A) Aflagellate mutants are defective for biofilm formation in WT and ΔcprS backgrounds. *p<0.0001; NS p>0.1 B) Only non-flagellate bacteria remain completely defective in biofilm-promoting media. *p<0.0001; NS, p = 1. Indicated strains were grown in static culture for 2 days in either MH broth alone or MH/DOC, followed by staining and quantification with crystal violet.
Figure 6.
Aflagellate bacteria are defective for adherence; kinetics of biofilm formation is delayed in bacteria expressing paralyzed flagella.
Biofilms of WT, ΔflgR (aflagellate), and pflA (paralyzed flagella) were grown on coverslips for 36 h, fixed, stained with DAPI, and visualized by confocal microscopy. Green: GFP-expressing bacteria; Blue: DAPI-stained DNA.
Figure 7.
Biofilm formation confers stress tolerance in vitro. Standing cultures of the indicated strains (black bars, WT background; grey bars, ΔcprS background) were grown in MH broth with the indicated additions (labels below).

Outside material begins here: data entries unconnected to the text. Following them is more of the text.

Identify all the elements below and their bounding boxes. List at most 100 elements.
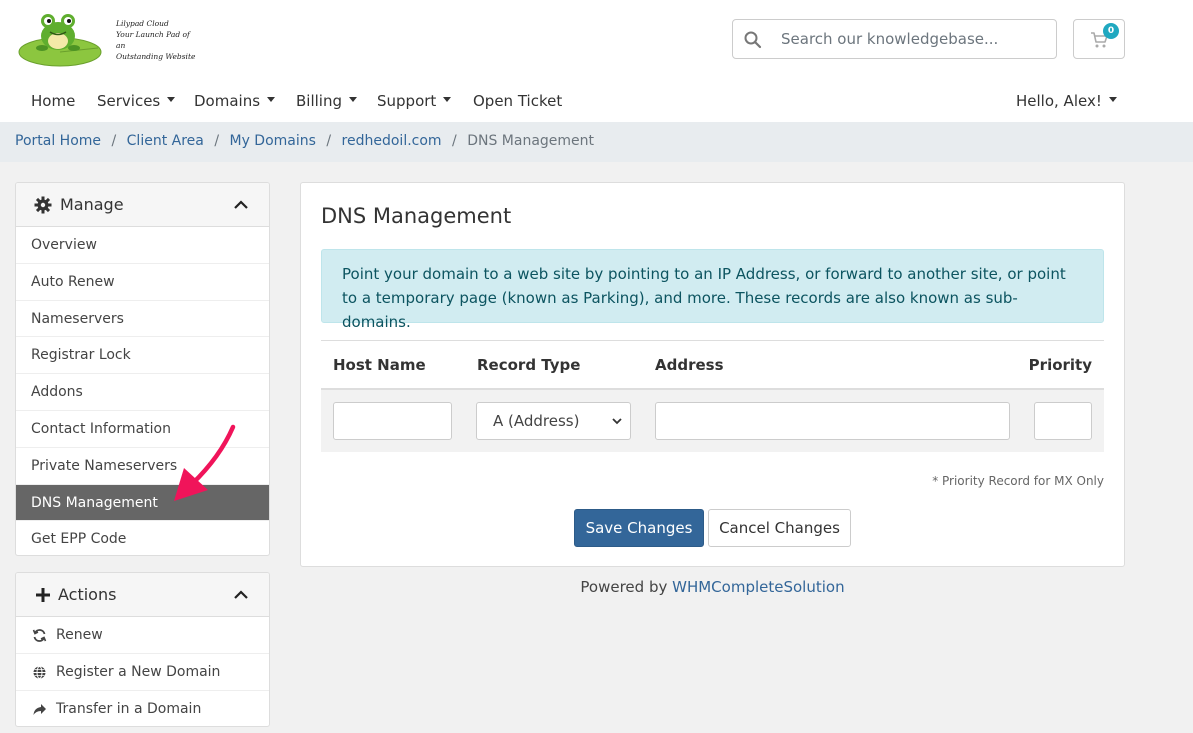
plus-icon <box>36 588 50 602</box>
manage-panel-title: Manage <box>60 195 124 214</box>
actions-panel-header[interactable]: Actions <box>16 573 269 617</box>
column-header-address: Address <box>655 356 724 374</box>
chevron-up-icon[interactable] <box>233 197 249 213</box>
sidebar-item-nameservers[interactable]: Nameservers <box>16 301 269 338</box>
refresh-icon <box>32 629 47 642</box>
sidebar-item-label: DNS Management <box>31 494 158 511</box>
breadcrumb-separator: / <box>111 133 117 149</box>
footer: Powered by WHMCompleteSolution <box>300 578 1125 596</box>
sidebar-item-renew[interactable]: Renew <box>16 617 269 654</box>
caret-down-icon <box>443 97 452 102</box>
logo-line-1: Lilypad Cloud <box>116 19 169 28</box>
site-logo[interactable]: Lilypad Cloud Your Launch Pad of an Outs… <box>18 8 195 70</box>
sidebar-item-label: Registrar Lock <box>31 347 131 364</box>
breadcrumb-client-area[interactable]: Client Area <box>127 133 204 149</box>
priority-note: * Priority Record for MX Only <box>932 474 1104 488</box>
footer-prefix: Powered by <box>580 578 673 596</box>
table-header-row: Host Name Record Type Address Priority <box>321 340 1104 390</box>
sidebar-item-label: Renew <box>56 627 103 643</box>
user-greeting: Hello, Alex! <box>1016 92 1102 110</box>
breadcrumb-portal-home[interactable]: Portal Home <box>15 133 101 149</box>
dns-management-card: DNS Management Point your domain to a we… <box>300 182 1125 567</box>
priority-input[interactable] <box>1034 402 1092 440</box>
sidebar-item-addons[interactable]: Addons <box>16 374 269 411</box>
address-input[interactable] <box>655 402 1010 440</box>
nav-billing[interactable]: Billing <box>296 92 357 110</box>
nav-open-ticket[interactable]: Open Ticket <box>473 92 562 110</box>
sidebar-item-transfer-domain[interactable]: Transfer in a Domain <box>16 691 269 726</box>
nav-support[interactable]: Support <box>377 92 452 110</box>
dns-records-table: Host Name Record Type Address Priority A… <box>321 340 1104 452</box>
sidebar-item-label: Nameservers <box>31 310 124 327</box>
sidebar-item-label: Contact Information <box>31 420 171 437</box>
record-type-selected-value: A (Address) <box>493 412 580 430</box>
column-header-host-name: Host Name <box>333 356 426 374</box>
logo-line-3: Outstanding Website <box>116 52 196 61</box>
breadcrumb-my-domains[interactable]: My Domains <box>229 133 315 149</box>
cart-count-badge: 0 <box>1103 23 1119 39</box>
nav-services-label: Services <box>97 92 161 110</box>
sidebar-item-contact-information[interactable]: Contact Information <box>16 411 269 448</box>
host-name-input[interactable] <box>333 402 452 440</box>
sidebar-item-registrar-lock[interactable]: Registrar Lock <box>16 337 269 375</box>
user-menu[interactable]: Hello, Alex! <box>1016 92 1117 110</box>
manage-panel: Manage Overview Auto Renew Nameservers R… <box>15 182 270 556</box>
breadcrumb-separator: / <box>452 133 457 149</box>
column-header-priority: Priority <box>1028 356 1092 374</box>
knowledgebase-search <box>732 19 1057 59</box>
breadcrumb-separator: / <box>214 133 220 149</box>
actions-panel-title: Actions <box>58 585 117 604</box>
chevron-up-icon[interactable] <box>233 587 249 603</box>
manage-panel-header[interactable]: Manage <box>16 183 269 227</box>
sidebar-item-get-epp-code[interactable]: Get EPP Code <box>16 521 269 555</box>
site-header: Lilypad Cloud Your Launch Pad of an Outs… <box>0 0 1193 122</box>
logo-tagline: Lilypad Cloud Your Launch Pad of an Outs… <box>116 18 196 62</box>
cart-button[interactable]: 0 <box>1073 19 1125 59</box>
nav-support-label: Support <box>377 92 437 110</box>
sidebar-item-label: Overview <box>31 237 97 253</box>
save-changes-button[interactable]: Save Changes <box>574 509 704 547</box>
column-header-record-type: Record Type <box>477 356 581 374</box>
sidebar-item-label: Private Nameservers <box>31 457 178 474</box>
sidebar-item-label: Auto Renew <box>31 273 115 290</box>
nav-home[interactable]: Home <box>31 92 75 110</box>
breadcrumb: Portal Home / Client Area / My Domains /… <box>0 122 1193 162</box>
nav-home-label: Home <box>31 92 76 110</box>
gear-icon <box>34 196 52 214</box>
footer-link[interactable]: WHMCompleteSolution <box>672 578 844 596</box>
globe-icon <box>33 665 46 679</box>
breadcrumb-separator: / <box>326 133 332 149</box>
sidebar-item-label: Get EPP Code <box>31 531 127 548</box>
breadcrumb-domain[interactable]: redhedoil.com <box>342 133 442 149</box>
search-icon[interactable] <box>743 30 763 50</box>
table-row: A (Address) <box>321 390 1104 452</box>
caret-down-icon <box>349 97 357 102</box>
caret-down-icon <box>267 97 276 102</box>
nav-domains-label: Domains <box>194 92 261 110</box>
breadcrumb-current: DNS Management <box>467 133 595 149</box>
actions-panel: Actions Renew Register a New Domain Tran… <box>15 572 270 727</box>
share-arrow-icon <box>33 703 46 715</box>
caret-down-icon <box>1108 97 1117 102</box>
nav-billing-label: Billing <box>296 92 342 110</box>
nav-open-ticket-label: Open Ticket <box>473 92 563 110</box>
chevron-down-icon <box>612 418 622 425</box>
sidebar-item-auto-renew[interactable]: Auto Renew <box>16 264 269 301</box>
sidebar-item-label: Register a New Domain <box>56 663 221 680</box>
sidebar-item-label: Addons <box>31 384 83 401</box>
search-input[interactable] <box>781 20 1051 58</box>
nav-domains[interactable]: Domains <box>194 92 276 110</box>
record-type-select[interactable]: A (Address) <box>476 402 631 440</box>
info-alert: Point your domain to a web site by point… <box>321 249 1104 331</box>
sidebar-item-private-nameservers[interactable]: Private Nameservers <box>16 448 269 485</box>
cancel-changes-button[interactable]: Cancel Changes <box>708 509 851 547</box>
sidebar-item-label: Transfer in a Domain <box>56 700 202 717</box>
caret-down-icon <box>167 97 176 102</box>
sidebar-item-dns-management[interactable]: DNS Management <box>16 484 269 522</box>
nav-services[interactable]: Services <box>97 92 176 110</box>
logo-line-2: Your Launch Pad of an <box>116 30 190 50</box>
sidebar-item-overview[interactable]: Overview <box>16 227 269 264</box>
page-title: DNS Management <box>321 204 512 228</box>
main-nav: Home Services Domains Billing Support Op… <box>0 84 1193 122</box>
sidebar-item-register-domain[interactable]: Register a New Domain <box>16 654 269 691</box>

Biofilm formation was impaired by addition of DNase (90 U mL−1). Sub-MIC levels of DOC were included where indicated. Total OD600 of three independent cultures, following 2 days growth and resuspension by vortexing was measured. Cultures were normalized to the strain background (WT or ΔcprS) in MH alone. Error bars represent the mean of three biological replicates. NS: not significant **p<0.0001 *p = 0.0018.
Figure 8.
Conditions that promote DNA release and biofilms also increase genetic exchange and UV tolerance.

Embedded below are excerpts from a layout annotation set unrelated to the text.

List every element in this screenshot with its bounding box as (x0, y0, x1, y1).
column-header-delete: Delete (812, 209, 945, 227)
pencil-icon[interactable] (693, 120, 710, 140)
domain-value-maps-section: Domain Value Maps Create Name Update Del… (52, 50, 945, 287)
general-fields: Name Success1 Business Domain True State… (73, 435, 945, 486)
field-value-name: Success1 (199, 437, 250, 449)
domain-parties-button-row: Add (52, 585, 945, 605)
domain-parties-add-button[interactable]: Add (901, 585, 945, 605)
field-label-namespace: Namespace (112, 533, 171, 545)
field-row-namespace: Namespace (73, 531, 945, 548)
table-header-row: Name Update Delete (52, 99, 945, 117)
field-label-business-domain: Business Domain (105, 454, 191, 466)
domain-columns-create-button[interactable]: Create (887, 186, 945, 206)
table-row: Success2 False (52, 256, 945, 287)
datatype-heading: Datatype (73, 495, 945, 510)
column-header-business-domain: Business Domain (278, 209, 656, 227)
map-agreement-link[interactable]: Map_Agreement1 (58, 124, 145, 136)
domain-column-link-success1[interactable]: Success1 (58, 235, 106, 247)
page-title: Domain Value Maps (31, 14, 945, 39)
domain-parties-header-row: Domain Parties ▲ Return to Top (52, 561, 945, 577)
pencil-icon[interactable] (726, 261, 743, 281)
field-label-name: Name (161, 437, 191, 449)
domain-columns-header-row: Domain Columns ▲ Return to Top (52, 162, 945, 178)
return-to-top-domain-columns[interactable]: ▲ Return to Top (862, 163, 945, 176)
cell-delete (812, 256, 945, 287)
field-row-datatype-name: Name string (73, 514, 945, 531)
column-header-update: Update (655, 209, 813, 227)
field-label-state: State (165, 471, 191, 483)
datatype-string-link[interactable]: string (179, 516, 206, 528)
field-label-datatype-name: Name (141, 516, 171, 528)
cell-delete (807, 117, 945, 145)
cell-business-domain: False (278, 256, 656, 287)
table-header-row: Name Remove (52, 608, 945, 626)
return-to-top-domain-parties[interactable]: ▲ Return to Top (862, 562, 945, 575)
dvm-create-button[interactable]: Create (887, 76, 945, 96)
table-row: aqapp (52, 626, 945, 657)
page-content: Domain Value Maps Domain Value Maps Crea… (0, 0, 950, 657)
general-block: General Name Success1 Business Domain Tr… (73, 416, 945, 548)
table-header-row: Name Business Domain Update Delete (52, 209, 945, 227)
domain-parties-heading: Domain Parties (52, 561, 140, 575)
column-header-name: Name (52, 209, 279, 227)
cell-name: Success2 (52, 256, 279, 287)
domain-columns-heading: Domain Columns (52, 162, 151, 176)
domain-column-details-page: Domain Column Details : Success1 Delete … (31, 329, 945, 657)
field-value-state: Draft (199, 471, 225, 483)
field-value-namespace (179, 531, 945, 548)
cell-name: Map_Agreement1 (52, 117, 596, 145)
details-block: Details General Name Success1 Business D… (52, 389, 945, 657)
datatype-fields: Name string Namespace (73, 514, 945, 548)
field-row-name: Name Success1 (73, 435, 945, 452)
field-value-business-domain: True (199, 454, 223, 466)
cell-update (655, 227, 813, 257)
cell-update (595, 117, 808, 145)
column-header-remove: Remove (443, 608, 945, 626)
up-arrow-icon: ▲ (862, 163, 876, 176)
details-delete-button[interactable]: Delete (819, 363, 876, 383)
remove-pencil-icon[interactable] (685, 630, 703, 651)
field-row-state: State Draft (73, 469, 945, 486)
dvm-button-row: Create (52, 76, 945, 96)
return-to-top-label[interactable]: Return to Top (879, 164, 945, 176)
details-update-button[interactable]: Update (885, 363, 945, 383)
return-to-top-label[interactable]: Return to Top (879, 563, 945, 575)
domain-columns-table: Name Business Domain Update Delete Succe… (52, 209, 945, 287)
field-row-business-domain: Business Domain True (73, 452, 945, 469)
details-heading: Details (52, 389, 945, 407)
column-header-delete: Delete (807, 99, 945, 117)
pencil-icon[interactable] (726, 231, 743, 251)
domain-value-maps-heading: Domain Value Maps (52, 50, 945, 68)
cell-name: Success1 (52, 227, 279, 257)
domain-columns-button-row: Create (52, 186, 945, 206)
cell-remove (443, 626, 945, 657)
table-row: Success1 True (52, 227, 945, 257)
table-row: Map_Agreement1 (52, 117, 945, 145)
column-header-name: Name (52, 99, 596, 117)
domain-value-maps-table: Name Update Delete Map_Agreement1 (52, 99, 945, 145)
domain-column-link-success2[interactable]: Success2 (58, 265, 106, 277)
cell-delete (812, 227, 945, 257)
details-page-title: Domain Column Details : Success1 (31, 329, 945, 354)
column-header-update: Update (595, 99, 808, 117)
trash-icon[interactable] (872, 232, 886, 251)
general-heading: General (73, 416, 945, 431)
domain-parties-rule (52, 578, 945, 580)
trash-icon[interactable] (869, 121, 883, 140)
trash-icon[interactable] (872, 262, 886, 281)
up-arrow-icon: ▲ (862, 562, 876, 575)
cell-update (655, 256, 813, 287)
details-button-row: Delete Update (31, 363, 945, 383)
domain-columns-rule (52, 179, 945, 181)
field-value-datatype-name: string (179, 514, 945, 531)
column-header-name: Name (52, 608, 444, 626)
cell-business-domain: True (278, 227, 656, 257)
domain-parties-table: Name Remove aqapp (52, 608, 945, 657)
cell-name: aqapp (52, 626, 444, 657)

Genetic exchange. WT bacteria, marked with StrR, were grown in mixed culture (1∶1) with either an isogenic WT strain marked with KanR or the ΔcprS mutant marked with KanR. Cultures were grown in either MH broth alone or MH/DOC. Cells were removed at indicated time points and CFUs were determined on the appropriate antibiotics. Error bars represent the mean of three biological replicates. *p<0.1 vs. WT+WT (MH).
Figure 9.
Model of C. jejuni biofilm formation. Evidence for the role of stress conditions, flagella and motility, eDNA release, and genetic exchange has been provided.
Biofilm formation also appears to confer tolerance of specific stresses, such as those that may be encountered during pathogenesis.